Aber auch große Teile der so genannten „Zivilgesellschaft“
sind daran beteiligt: Gerade die Reglementierung,
Überwachung und Sanktionierung von abweichendem
bzw. standortschädlichem Verhalten muss nicht
gegen die Mehrheit der hiesigen Bevölkerung durchgesetzt
werden, sondern kann sich auf eine breite Akzeptanz
autoritärer Denk- und Handlungsmuster in der
Gesellschaft stützen.
Repression gegen die Linke
Neben materiell
und sozial marginalisierten Menschen treffen solche
Maßnahmen insbesondere Menschen, die sich außerparlamentarisch
für Emanzipation und gegen herrschende Unterdrückungsverhältnisse
und ausgrenzende Ideologien einsetzen. War die Repression
gegen linke Kräfte schon immer stark (und dies
gilt besonders für Deutschland), so ist aktuell
zu beobachten, dass beispielsweise gegenüber
den 1970er Jahren zwar die Zahl sich (vermeintlich)
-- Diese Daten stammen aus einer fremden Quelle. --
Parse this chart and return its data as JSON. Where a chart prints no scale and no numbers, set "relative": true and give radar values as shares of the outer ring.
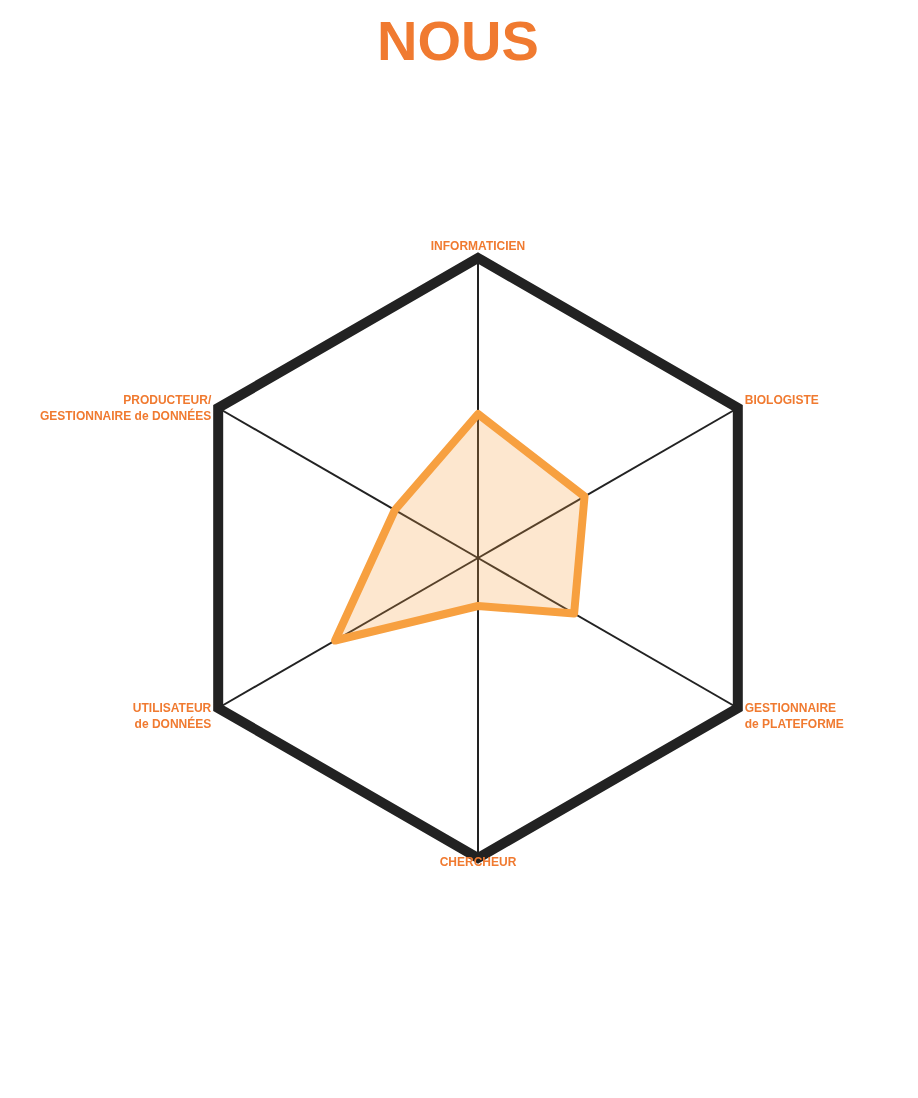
{
  "chart_data": {
    "type": "radar",
    "title": "NOUS",
    "relative": true,
    "grid": true,
    "categories": [
      "INFORMATICIEN",
      "BIOLOGISTE",
      "GESTIONNAIRE\nde PLATEFORME",
      "CHERCHEUR",
      "UTILISATEUR\nde DONNÉES",
      "PRODUCTEUR/\nGESTIONNAIRE de DONNÉES"
    ],
    "series": [
      {
        "color": "#f7a040",
        "values": [
          0.48,
          0.41,
          0.37,
          0.16,
          0.55,
          0.32
        ]
      }
    ]
  }
}
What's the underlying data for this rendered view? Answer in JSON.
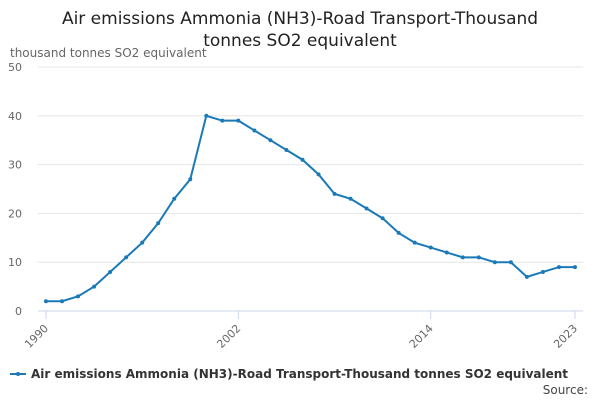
{
  "chart_data": {
    "type": "line",
    "title": "Air emissions Ammonia (NH3)-Road Transport-Thousand tonnes SO2 equivalent",
    "y_label": "thousand tonnes SO2 equivalent",
    "source_label": "Source:",
    "x": [
      1990,
      1991,
      1992,
      1993,
      1994,
      1995,
      1996,
      1997,
      1998,
      1999,
      2000,
      2001,
      2002,
      2003,
      2004,
      2005,
      2006,
      2007,
      2008,
      2009,
      2010,
      2011,
      2012,
      2013,
      2014,
      2015,
      2016,
      2017,
      2018,
      2019,
      2020,
      2021,
      2022,
      2023
    ],
    "series": [
      {
        "name": "Air emissions Ammonia (NH3)-Road Transport-Thousand tonnes SO2 equivalent",
        "color": "#1a7ab8",
        "values": [
          2,
          2,
          3,
          5,
          8,
          11,
          14,
          18,
          23,
          27,
          40,
          39,
          39,
          37,
          35,
          33,
          31,
          28,
          24,
          23,
          21,
          19,
          16,
          14,
          13,
          12,
          11,
          11,
          10,
          10,
          7,
          8,
          9,
          9
        ]
      }
    ],
    "xlim": [
      1990,
      2023
    ],
    "xticks": [
      1990,
      2002,
      2014,
      2023
    ],
    "ylim": [
      0,
      50
    ],
    "yticks": [
      0,
      10,
      20,
      30,
      40,
      50
    ],
    "grid": true
  }
}
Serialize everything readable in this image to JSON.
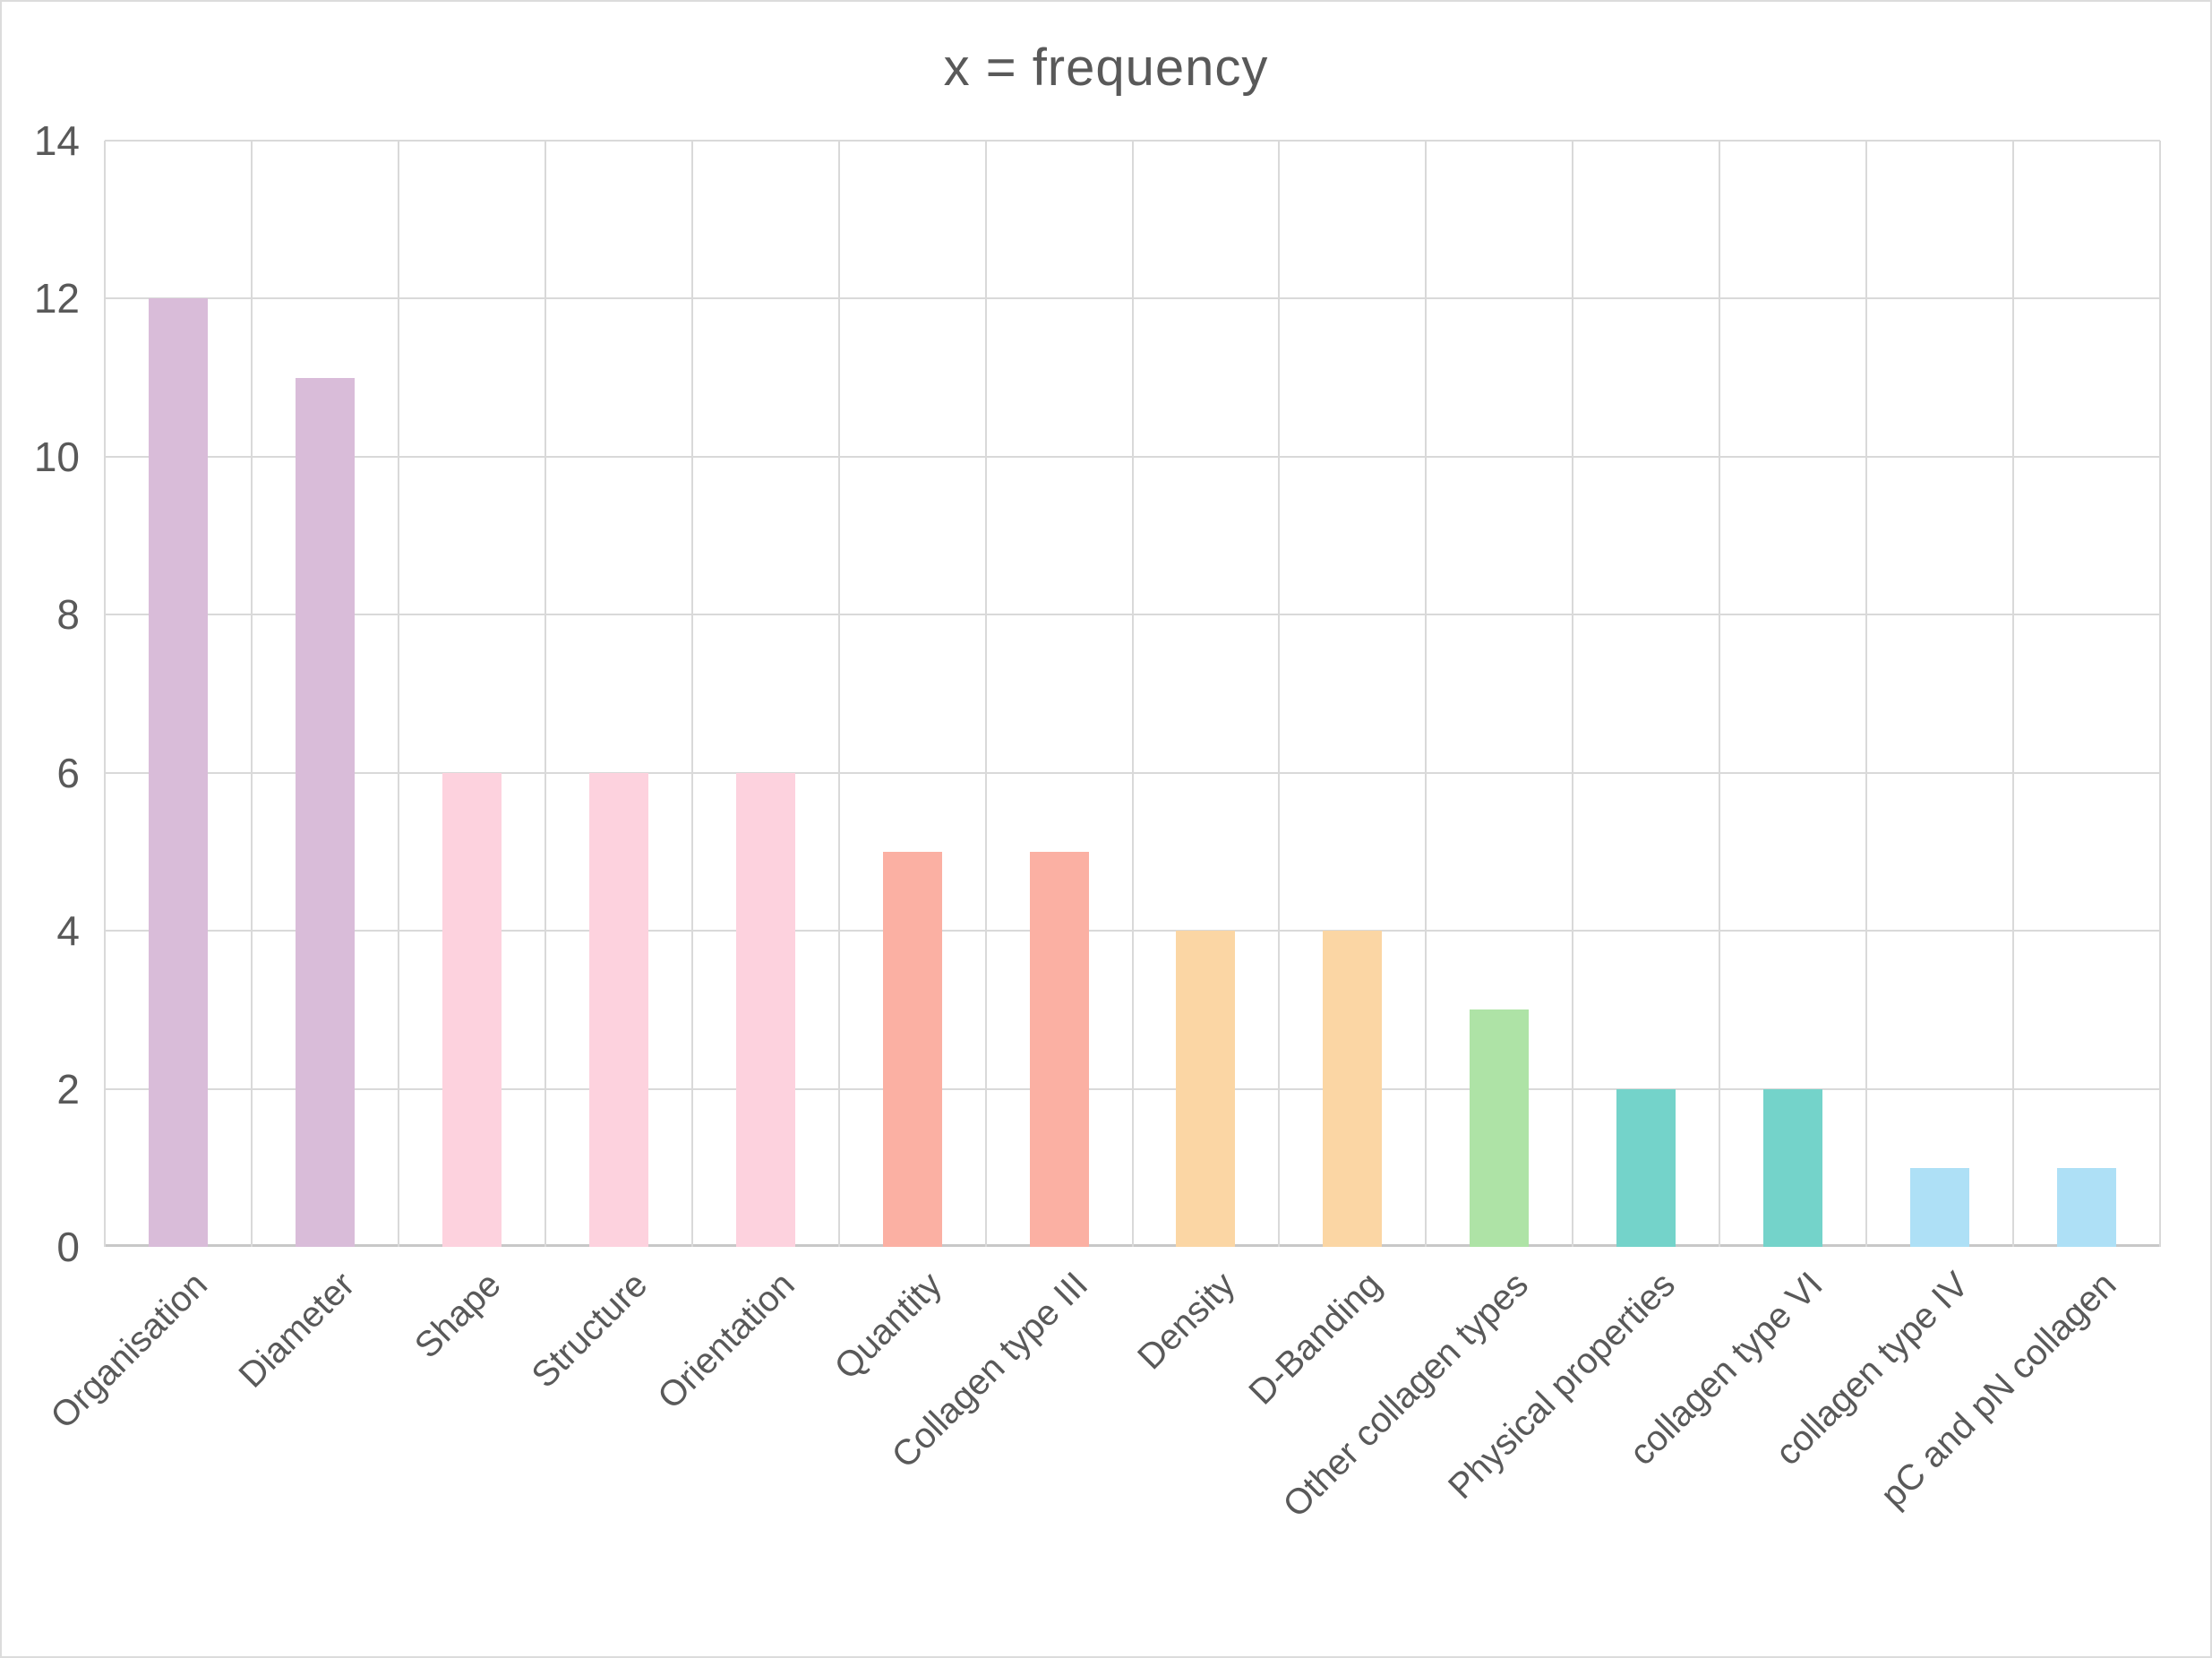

gesellschaftskritisch betätigender Menschen abgenommen
hat, dies aber keineswegs auf den staatlichen Gewaltapparat
und das Maß an Repression gegen die Linke zutrifft.
Hinzu kommt
eine Verschiebung gesellschaftlicher Kräfteverhältnisse,
die als autoritäre Formierung bezeichnet werden
kann. Mit Toleranz, Verständnis oder gar Solidarität
für linke Politikformen und Inhalte ist heute
kaum mehr zu rechnen. Die Akzeptanz des Abbaus repressiver
Maßnahmen bis hin zu Denunziantentum stehen
jedoch nach wie vor hoch im Kurs. Neue technische
Möglichkeiten und Methoden sowie eine verschärfte
Reglementierung von Protestformen und bürgerlichen
Freiräumen gehen oftmals Hand in Hand mit einer
rigiden Praxis von Polizei und Behörden sowie
einer Rechtsprechung, die juristische Spielräume
und Grauzonen bis zum Äußersten auszuschöpfen
gewillt ist.
Auf diese
Weise haben sich die Rahmenbedingungen linker Politik
bereits stark verschlechtert. In Baden-Württemberg,
wie im Rest der Republik, sieht sich die Linke mit
einer sich zuspitzenden repressiven Situation konfrontiert.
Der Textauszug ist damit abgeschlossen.